Scots translation of the book of Psalms

The Psalms: frae Hebrew intil Scottis is a translation of the book of Psalms into Scots by Peter Hately Waddell, first published in 1871. It is notable for being the first translation into Scots from an original biblical language, rather than from a pre-existing English translation.

== Sample text ==
PSALM XXIII

The sheep-keepin o' the Lord's kind an' canny, wi' a braw howff at lang last: David keeps his sheep; the Lord keeps David.
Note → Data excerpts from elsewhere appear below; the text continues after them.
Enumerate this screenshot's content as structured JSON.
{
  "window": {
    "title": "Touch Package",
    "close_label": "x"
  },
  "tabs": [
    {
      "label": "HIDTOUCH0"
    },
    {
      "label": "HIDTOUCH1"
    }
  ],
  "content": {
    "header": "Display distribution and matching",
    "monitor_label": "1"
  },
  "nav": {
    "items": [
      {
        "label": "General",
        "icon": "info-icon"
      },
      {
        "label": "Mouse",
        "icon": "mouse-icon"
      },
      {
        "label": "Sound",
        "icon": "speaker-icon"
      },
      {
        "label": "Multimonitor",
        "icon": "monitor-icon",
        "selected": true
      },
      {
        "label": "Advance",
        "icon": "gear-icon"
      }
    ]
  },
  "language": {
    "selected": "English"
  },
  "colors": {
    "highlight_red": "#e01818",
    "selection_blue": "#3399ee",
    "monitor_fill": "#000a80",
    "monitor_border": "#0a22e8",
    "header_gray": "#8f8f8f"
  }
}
Ane heigh-lilt o' David's.

THE LORD is my herd, nae want sal fa' me:

He louts me till lie amang green howes; he airts me atowre by the lown watirs:

He waukens my wa'-gaen saul; he weises me roun, for his ain name's sake, intil right roddins.

Na! tho' I gang thro' the dead-mirk-dail; e'en thar, sal I dread nae skaithin: for yersel are nar-by me; yer stock an' yer stay haud me baith fu' cheerie.

My buird ye hae hansell'd in face o' my faes; ye hae drookit my head wi' oyle; my bicker is fu' an' skailin.

E'en sae, sal gude-guidin an' gude-gree gang wi' me, ilk day o' my livin; an' evir mair syne, i' the LORD's ain howff, at lang last, sal I mak bydan.